The cost of change for IT can be similarly daunting. The better we do at
understanding what people are looking for up front, the better we're able to
deliver what they want. And if they're unsure what they want, perhaps we can
help them figure out what they need.

Just like in designing a home.

------
seldo
The missing stipulation is that the owner would like the move from his old
home to his new home to be seamless, without disrupting his family life in any
way.

------
anigbrowl
Roof falls in - oh well, tenant didn't move in yet. Hit undo, problem solved.
The design part may well be more difficult, but the build cycle's pretty damn
easy by comparison. You can get away with a lot more as a programmer than you
can as an architect, I think :-)

------
intellectronica
I don't find these so funny, because it's obvious to me that there is no
single paradigm that fits all disciplines.

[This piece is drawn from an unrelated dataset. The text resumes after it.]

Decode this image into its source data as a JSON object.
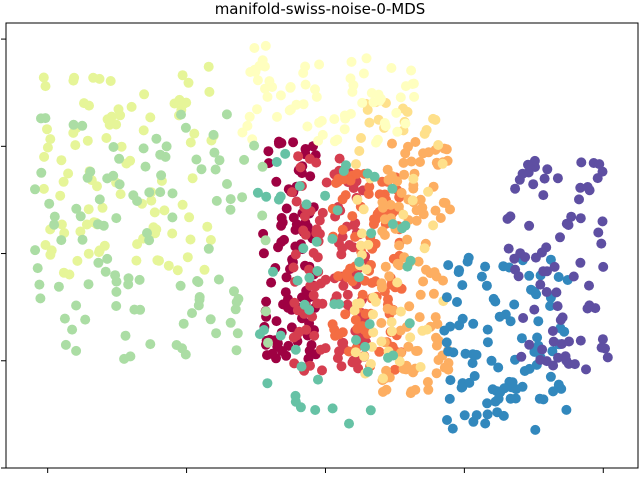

Architects are not like software
developers, operating systems are not like airlines, etc'...

------
jamesjyu
This also applies to any form of web design.

------
gaius
In Soviet Russia, architects _do_ work like software developers.

------
abalashov
Perfect! I am sending this to every one of my customers now.

------
gcanyon
This sounds like a passage from The Fountainhead by Ayn Rand.

------
c00p3r
why not - just $75/h.

------
RyanMcGreal
Incidentally, that 3D tag cloud makes me want to punch myself in the face.